Another major factor has been the willingness for teams to undergo extended rebuilds to get to a championship-caliber roster. As one source put it in this Jeff Passan article, teams have never been so willing to lose. Generally speaking, I hate this phenomena. Rebuilding has always been part of the game, and it’s undeniably worked recently with the Cubs and Astros, but it’s gotten to the point where at least a full third of the league is fully giving up on competing. That is not interesting from a fans’ point of view, and that’s really what the league should be keeping in check here. Not every one of these rebuilding projects can work, either. If I were to be commissioner for a day, after I made sure I was getting a fat paycheck I’d do everything I could to de-incentivize these kind of rebuilds.
All of that being said, I will acknowledge that there is a positive that is going along with all of these rebuilding teams. It’s turned things into a buyer’s market, and that has led to some outstanding teams. Sure, there are going to be a lot of duds on the schedule, but I can’t remember the last time I was this excited about the top of the American League. Essentially, I think of it like the NBA right now. There is absolutely a parity problem in that league as well, largely for the same reasons, but the games between the top teams are always appointment viewing. Right now, the American League has some incredible teams at the top that are going to make those series must-see.
Let’s go division-by-division, as there are at least five teams spread out across the league that are going to be really fun to watch, and a few teams that could join them. In the East, it’s all about the Red Sox and Yankees. I think the Blue Jays could surprise some people, but Boston and New York are clearly the class of the division. The Sox, of course, have won two straight division titles and have a great young core in the lineup to go with a dynamite pitching staff. Tossing J.D. Martinez in the middle of that young lineup would only make things better. The Yankees, meanwhile, have a high-upside pitching staff to go with a legitimately terrifying trio in the middle of their order with Giancarlo Stanton, Aaron Judge and Gary Sanchez. Both teams are projected to win 91 games according to Fangraphs’ depth chart projections. Remember, these kinds of projections tend to skew conservative.

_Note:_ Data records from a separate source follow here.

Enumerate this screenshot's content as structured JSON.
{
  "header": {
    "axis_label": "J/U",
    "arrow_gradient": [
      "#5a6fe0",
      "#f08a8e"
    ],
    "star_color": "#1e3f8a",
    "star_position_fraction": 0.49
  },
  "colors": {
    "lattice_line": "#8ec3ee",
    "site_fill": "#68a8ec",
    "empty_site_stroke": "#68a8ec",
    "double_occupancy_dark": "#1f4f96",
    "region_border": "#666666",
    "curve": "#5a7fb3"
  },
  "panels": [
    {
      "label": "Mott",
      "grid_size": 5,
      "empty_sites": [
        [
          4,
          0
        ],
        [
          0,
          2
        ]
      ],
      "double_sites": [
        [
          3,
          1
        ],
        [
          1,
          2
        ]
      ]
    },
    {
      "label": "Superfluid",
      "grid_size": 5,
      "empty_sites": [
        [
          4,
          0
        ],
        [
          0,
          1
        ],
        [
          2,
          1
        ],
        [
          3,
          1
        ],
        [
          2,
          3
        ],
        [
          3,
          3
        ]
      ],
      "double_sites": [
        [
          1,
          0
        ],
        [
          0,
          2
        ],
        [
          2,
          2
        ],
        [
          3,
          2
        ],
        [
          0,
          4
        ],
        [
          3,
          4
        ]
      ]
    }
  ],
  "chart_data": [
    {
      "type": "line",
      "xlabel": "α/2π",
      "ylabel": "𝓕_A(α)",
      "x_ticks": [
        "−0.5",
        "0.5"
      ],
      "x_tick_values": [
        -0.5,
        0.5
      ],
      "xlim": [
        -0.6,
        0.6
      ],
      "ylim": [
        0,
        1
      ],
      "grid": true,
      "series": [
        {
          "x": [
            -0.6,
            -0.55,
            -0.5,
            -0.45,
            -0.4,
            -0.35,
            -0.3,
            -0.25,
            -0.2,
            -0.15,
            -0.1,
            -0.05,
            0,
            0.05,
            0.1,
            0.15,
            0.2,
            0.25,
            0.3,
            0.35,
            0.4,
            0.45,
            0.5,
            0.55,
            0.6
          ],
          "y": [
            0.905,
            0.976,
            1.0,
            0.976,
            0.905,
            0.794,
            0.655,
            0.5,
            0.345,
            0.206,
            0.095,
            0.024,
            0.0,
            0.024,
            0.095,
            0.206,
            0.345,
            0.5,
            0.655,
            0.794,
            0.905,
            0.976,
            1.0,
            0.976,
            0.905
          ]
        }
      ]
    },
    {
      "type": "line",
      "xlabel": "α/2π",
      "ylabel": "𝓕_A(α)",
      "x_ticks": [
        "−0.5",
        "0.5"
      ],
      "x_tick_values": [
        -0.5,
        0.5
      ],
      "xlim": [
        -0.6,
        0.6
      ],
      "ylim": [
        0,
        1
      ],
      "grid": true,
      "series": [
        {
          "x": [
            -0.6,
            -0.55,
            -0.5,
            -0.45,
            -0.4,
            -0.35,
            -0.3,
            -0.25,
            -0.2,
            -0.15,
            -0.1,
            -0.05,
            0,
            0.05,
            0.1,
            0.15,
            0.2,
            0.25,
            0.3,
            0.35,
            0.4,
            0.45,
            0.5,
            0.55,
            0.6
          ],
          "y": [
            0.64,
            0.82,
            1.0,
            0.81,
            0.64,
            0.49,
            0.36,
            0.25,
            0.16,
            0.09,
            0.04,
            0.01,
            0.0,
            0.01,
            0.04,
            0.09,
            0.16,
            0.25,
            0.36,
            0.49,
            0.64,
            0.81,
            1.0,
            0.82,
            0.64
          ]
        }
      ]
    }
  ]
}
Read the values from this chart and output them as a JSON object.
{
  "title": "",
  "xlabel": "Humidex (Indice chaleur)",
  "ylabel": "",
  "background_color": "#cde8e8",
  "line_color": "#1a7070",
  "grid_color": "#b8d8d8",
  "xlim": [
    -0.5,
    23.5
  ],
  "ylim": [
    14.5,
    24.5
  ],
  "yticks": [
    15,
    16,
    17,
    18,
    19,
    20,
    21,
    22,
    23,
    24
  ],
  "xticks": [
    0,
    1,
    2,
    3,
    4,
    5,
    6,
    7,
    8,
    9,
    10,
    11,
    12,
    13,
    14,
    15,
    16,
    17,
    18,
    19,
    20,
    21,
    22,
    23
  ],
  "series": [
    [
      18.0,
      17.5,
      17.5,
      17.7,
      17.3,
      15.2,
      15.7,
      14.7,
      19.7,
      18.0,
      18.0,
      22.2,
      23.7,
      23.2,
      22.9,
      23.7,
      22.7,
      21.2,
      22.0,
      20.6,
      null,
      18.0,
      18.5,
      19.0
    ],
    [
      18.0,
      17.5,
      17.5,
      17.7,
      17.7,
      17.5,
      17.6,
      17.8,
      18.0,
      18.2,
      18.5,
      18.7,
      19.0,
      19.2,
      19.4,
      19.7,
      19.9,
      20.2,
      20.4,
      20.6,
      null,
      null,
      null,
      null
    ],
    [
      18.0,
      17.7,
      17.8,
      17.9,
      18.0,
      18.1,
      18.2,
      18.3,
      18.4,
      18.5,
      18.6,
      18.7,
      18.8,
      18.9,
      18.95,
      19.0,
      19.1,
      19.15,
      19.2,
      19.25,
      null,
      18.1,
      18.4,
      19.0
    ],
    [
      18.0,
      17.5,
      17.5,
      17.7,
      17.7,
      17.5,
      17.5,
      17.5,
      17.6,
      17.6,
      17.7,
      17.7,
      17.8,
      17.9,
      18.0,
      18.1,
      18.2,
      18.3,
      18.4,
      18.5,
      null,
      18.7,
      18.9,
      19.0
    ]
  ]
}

The Central has just one of the teams I see as the elite class in the Indians, but they certainly fit the bill. Cleveland was eliminated by New York in last year’s postseason so it can be easy to forget just how good this team is. They might have the best rotation in baseball led by Corey Kluber and they also have a great young offense led by an unmatched middle infield tandem in Francisco Lindor and Jose Ramirez. Fangraphs projects them to win 93 games. I’d also keep an eye on the Twins who have a dynamic one-two punch in the lineup between Byron Buxton and Miguel Sano. They’ve been rumored to be in the running for Yu Darvish, and that kind of pickup could move them closer to this discussion.

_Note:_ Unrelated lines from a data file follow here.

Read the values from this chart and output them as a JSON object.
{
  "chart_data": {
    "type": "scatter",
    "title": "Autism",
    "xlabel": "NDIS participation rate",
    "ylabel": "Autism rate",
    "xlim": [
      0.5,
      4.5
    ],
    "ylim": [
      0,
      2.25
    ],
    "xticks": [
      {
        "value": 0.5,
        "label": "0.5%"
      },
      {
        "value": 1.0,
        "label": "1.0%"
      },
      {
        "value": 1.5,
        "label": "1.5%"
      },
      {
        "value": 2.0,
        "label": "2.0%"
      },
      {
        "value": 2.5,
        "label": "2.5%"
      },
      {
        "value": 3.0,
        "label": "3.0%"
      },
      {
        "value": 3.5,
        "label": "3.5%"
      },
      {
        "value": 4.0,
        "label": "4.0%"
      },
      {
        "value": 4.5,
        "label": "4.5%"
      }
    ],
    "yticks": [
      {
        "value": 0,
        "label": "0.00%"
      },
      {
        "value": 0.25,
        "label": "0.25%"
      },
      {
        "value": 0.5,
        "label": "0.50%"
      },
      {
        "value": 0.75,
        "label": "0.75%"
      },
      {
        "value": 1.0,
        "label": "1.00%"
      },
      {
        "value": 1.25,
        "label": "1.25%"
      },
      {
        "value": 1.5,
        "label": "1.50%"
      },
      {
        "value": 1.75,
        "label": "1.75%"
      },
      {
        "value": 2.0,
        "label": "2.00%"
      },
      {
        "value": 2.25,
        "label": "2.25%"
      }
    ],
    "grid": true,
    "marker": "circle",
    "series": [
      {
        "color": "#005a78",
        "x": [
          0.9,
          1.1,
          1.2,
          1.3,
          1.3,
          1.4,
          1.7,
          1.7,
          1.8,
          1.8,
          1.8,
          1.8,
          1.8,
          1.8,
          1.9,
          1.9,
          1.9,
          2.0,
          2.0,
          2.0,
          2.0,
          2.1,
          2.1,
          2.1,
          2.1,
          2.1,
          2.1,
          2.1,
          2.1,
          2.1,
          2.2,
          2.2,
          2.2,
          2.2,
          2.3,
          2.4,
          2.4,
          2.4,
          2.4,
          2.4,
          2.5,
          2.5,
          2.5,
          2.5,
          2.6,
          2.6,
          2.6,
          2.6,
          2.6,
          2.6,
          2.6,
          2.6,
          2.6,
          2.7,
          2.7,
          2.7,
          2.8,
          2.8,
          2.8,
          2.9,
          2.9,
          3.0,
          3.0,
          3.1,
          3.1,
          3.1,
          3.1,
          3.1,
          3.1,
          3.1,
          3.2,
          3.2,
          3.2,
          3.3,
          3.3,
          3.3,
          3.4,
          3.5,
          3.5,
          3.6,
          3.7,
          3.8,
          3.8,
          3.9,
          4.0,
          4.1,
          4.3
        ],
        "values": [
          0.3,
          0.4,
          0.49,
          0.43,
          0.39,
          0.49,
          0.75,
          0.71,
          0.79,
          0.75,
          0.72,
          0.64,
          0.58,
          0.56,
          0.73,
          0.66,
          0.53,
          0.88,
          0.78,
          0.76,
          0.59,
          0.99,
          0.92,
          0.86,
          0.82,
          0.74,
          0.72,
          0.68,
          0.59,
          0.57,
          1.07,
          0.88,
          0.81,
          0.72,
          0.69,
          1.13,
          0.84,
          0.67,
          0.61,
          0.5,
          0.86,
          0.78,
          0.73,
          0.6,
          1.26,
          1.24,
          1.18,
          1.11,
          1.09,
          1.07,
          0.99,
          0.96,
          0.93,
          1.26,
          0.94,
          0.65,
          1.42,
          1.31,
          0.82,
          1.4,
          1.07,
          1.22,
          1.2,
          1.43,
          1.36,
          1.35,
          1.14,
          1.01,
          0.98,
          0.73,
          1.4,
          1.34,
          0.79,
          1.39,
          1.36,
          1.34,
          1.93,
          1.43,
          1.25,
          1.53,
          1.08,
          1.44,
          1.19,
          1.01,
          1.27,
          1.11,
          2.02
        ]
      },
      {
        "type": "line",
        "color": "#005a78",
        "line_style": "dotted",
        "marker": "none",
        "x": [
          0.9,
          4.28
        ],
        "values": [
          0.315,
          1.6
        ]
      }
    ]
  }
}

The West, meanwhile, is the most exciting division in the league. Obviously, they are led by the defending champion Astros. Houston boasts the best young core of any team in baseball led by Jose Altuve, Carlos Correa and George Springer. They also have a rotation that just added Gerrit Cole to put in behind Justin Verlander and Dallas Keuchel, while also boasting a great bullpen. This is the best team in baseball, and Fangraphs projects them to win 98 games. That’s insane. I would also put the Angels in this class, if for nothing else than for pure entertainment reasons. Projections don’t necessarily agree (Fangraphs has them at 88 wins), but this is a team with Mike Trout, a guy who may end up with a realistic claim to being the best player of all time, and Shohei Ohtani, the closest thing we’ve had to Babe Ruth since, well, Babe Ruth. Baseball isn’t as star-driven as other sports, but the Angels have a couple of the rare players I’d buy a ticket just to see the play. To top that off, they should also have the best defense in baseball if that’s your thing. Even beyond them, Seattle could make some noise with a lineup that has as much upside as just about any in baseball.

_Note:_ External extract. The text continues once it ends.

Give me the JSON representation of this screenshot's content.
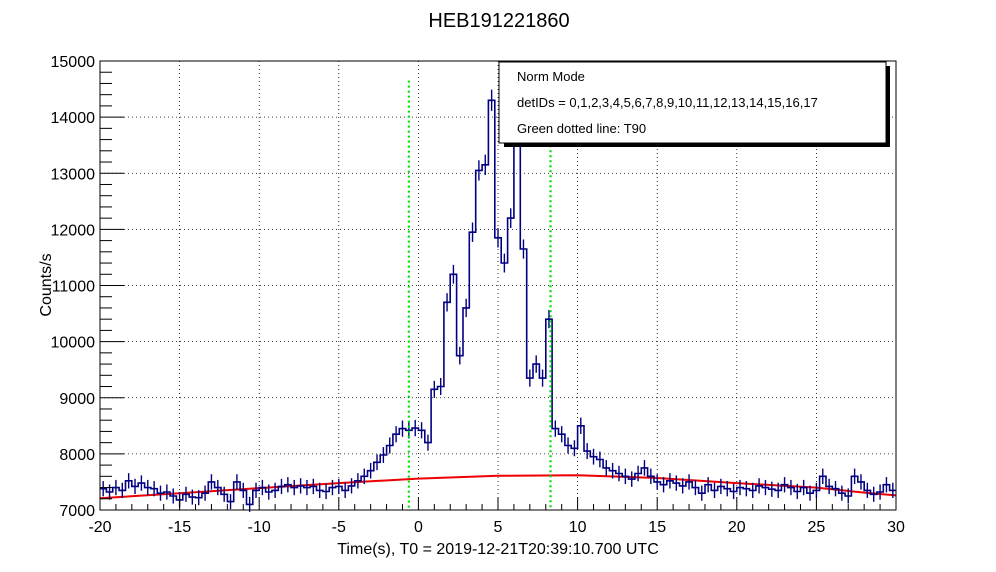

Ultimately, from a strictly Red Sox point of view, all of this elite competition in the American League kind of sucks. Putting more good teams in the way of a championship isn’t exactly what most of us are hoping for. There’s also the fact that tanking has led to a lot of this divide around the game, which I’ve already made clear I hate. There’s nothing I can do about either of those things, though, so we might as well find some solace in all of it. That solace is the fact that the American League playoff races should be rad as hell this year, and the actual playoffs should be even better.